Magnetic fields within molecular clouds—formations made of cosmic dust and gas—help feed young, growing stars, researchers report.
To make a star, the universe needs three major ingredients: gravity, turbulence, and a magnetic field. Along with a mixture of gas and dust, the interplay of these three forces manages to achieve the conditions necessary to create the twinkling, bright balls of light we’re all so familiar with gazing at in the night sky.
Astronomers have been probing the galaxy for years in order to understand how each factor plays a role when a star is born. Now, one piece of the puzzle just became a bit clearer.
The research in Nature Astronomy helps solve some of the mysteries about how stars come to be and to what extent molecular clouds in interstellar space play a role.
By using high-resolution telescope images of polarized infrared light, the researchers are able to pinpoint where the magnetic field surrounding the group of stars becomes weaker, changes direction, and is pulled back toward the cluster along with the surrounding particles and dust.
These charged particles flow along the field, almost like a conveyor belt, into the cluster of stars. It’s believed that many stars form at the intersection of filaments, vast patterns of cold cosmic gas threaded through every molecular cloud in the interstellar medium—the region of space beyond the bubble of heat and charged particles that emanate from our sun, called the heliosphere.
“The change in direction of the magnetic field… that is what is new about this science,” says Thushara Pillai, a senior research scientist at Boston University’s Institute for Astrophysical Research.
Pillai made the discovery by observing star formation in Serpens South, a nearby cluster of about 60 stars, only about 1,400 light-years away from Earth, that was discovered in 2008. The stars in the cluster are relatively young. Their proximity to Earth and young age provided Pillai with an ideal vantage point for observing the conditions of the molecular cloud surrounding the young stars.
Once stars form within a molecular cloud, the environment is altered in a way that makes it impossible to tell what things were like when the process began.
“By capturing filaments like Serpens South in a very young state, we capture them in a very unique moment,” Pillai says.
Magnetic fields in the universe are invisible to most telescopes—plus, the interstellar magnetic field is about 10,000 times weaker than Earth’s magnetic field, making measuring magnetic strength extra difficult. By using data from NASA’s Stratospheric Observatory for Infrared Astronomy (SOFIA)—a specially outfitted Boeing 747 airplane that flies into the stratosphere and observes the universe with an onboard, high-powered camera called HAWC+ that is capable of capturing infrared wavelengths of light invisible to the eye—Pillai, along with astronomer Dan Clemens, and their collaborators can see dust grains as they align perpendicular to the fields, allowing them to infer the strength and direction of the magnetic field.

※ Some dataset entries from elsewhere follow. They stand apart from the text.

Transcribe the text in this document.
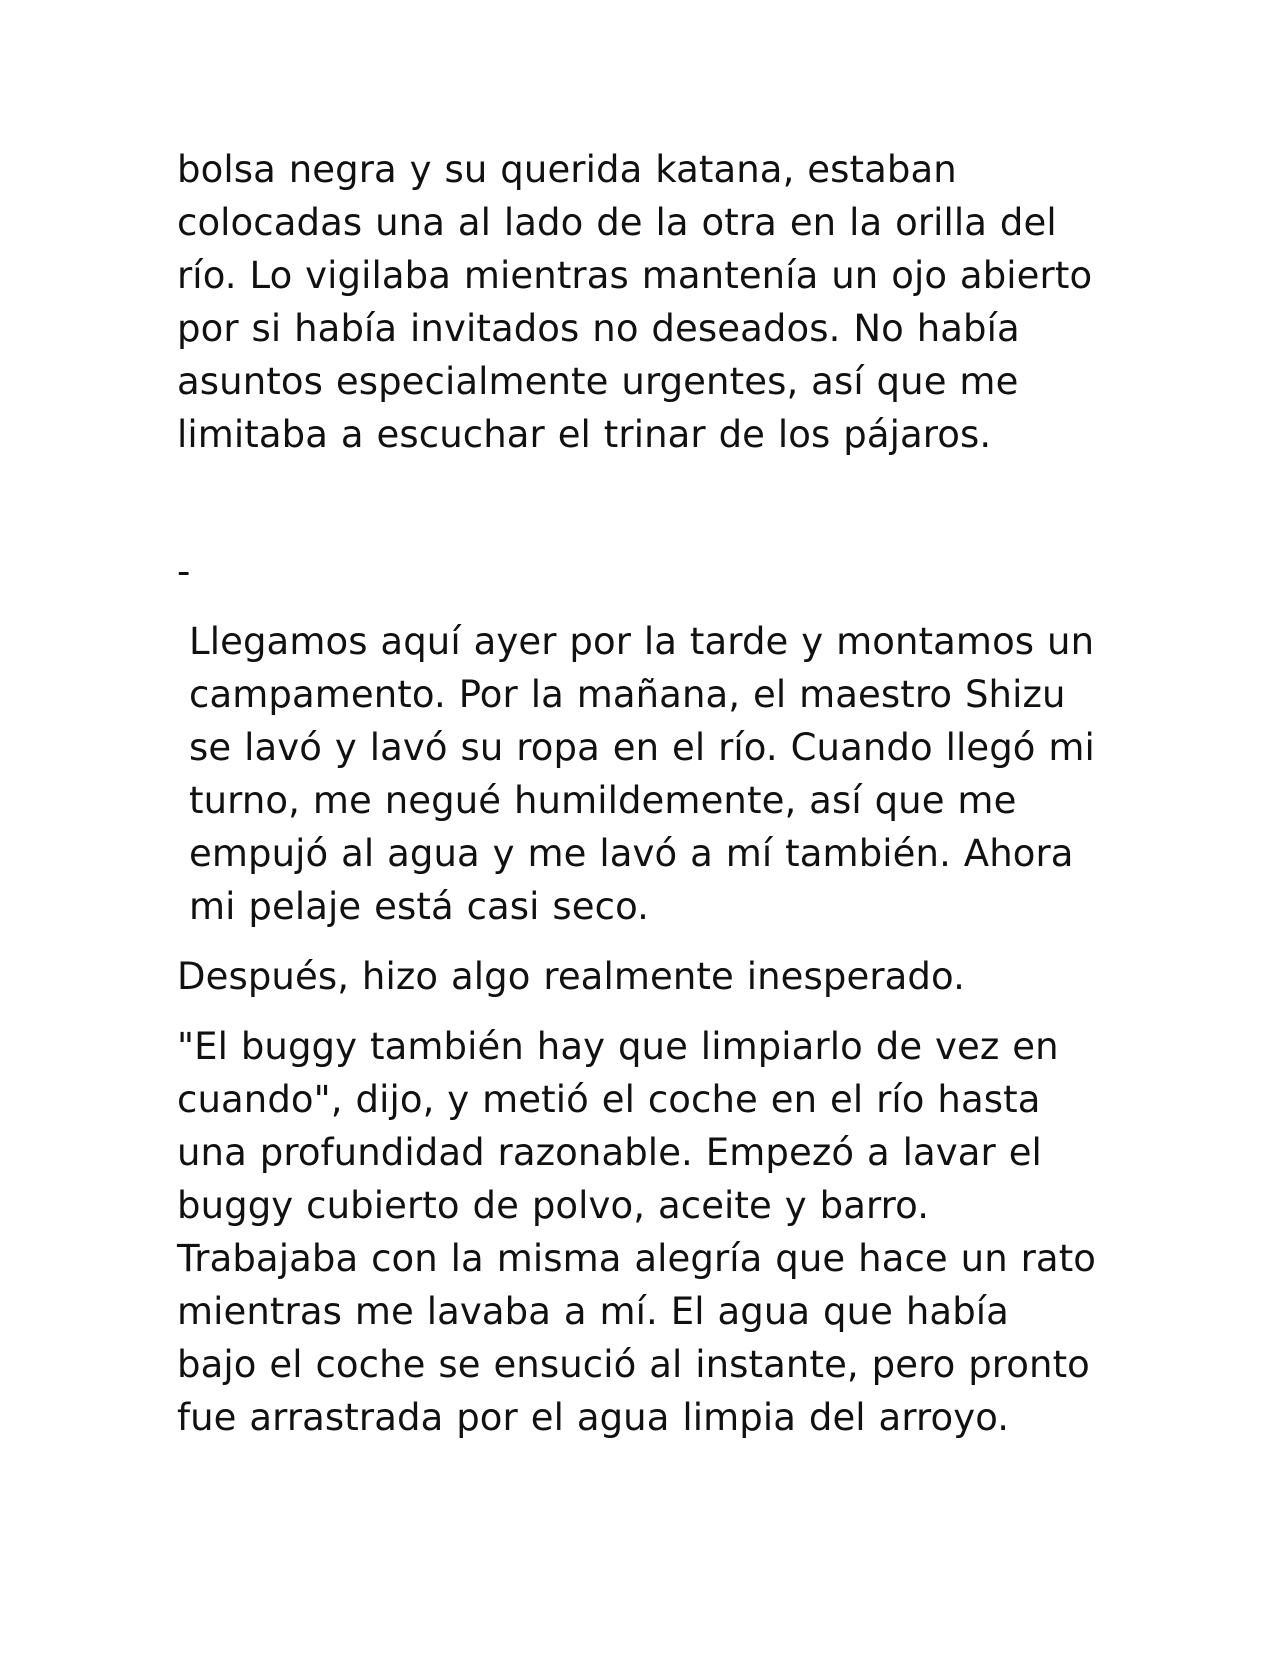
bolsa negra y su querida katana, estaban colocadas una al lado de la otra en la orilla del río. Lo vigilaba mientras mantenía un ojo abierto por si había invitados no deseados. No había asuntos especialmente urgentes, así que me limitaba a escuchar el trinar de los pájaros.

-

Llegamos aquí ayer por la tarde y montamos un campamento. Por la mañana, el maestro Shizu se lavó y lavó su ropa en el río. Cuando llegó mi turno, me negué humildemente, así que me empujó al agua y me lavó a mí también. Ahora mi pelaje está casi seco.

Después, hizo algo realmente inesperado.

"El buggy también hay que limpiarlo de vez en cuando", dijo, y metió el coche en el río hasta una profundidad razonable. Empezó a lavar el buggy cubierto de polvo, aceite y barro. Trabajaba con la misma alegría que hace un rato mientras me lavaba a mí. El agua que había bajo el coche se ensució al instante, pero pronto fue arrastrada por el agua limpia del arroyo.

This is a level of detail that couldn’t be achieved with a ground-based telescope, Pillai explains. She compared data from HAWC+ to different observations captured by a telescope based on land.
The combination of observations from SOFIA and ground telescopes creates a powerful new tool for revealing the vital details of how molecular clouds play a role in star formation, says Clemens, a professor of and chair of astronomy.
Pillai captured this stunning image of Serpens South by layering four different telescope wavelengths that expose different aspects of the region at the same time. The color image, originally obtained by the Spitzer Space Telescope, revealed the young stars and the dusty molecular cloud out of which they are born. This image was overlaid with data from SOFIA, revealing the dazzling, threadlike black structure that illustrates the direction of the magnetic field.
The bright spots, which look almost like green beads on a celestial string, are the young stars, called protostars, that formed at the intersection of the filament. With this full picture, Pillai and her team can see that stars much like our own sun prefer to form in dense star clusters at these intersections.
“We have reached a point with the SOFIA telescope where we can resolve the structure of the cloud in a way that we can see where the magnetic field actually starts to become weak, pulled in by the tremendous gravitational attraction of the cluster,” says Pillai.
The flows of gas traveling toward the cluster center are so dense that they carry and warp the magnetic fields, eventually compressing together so densely that the region collapses under the influence of its own gravity, raising the temperature so high that atoms fuse and give birth to a new star.
Support for the research came from NASA, the German Space Center, Universities Space Research Association, the National Science Foundation, the Bonn-Cologne Graduate School, the Brazilian National Council for Scientific and Technological Development, and Fundação de Amparo à Pesquisa do Estado de Minas Gerais.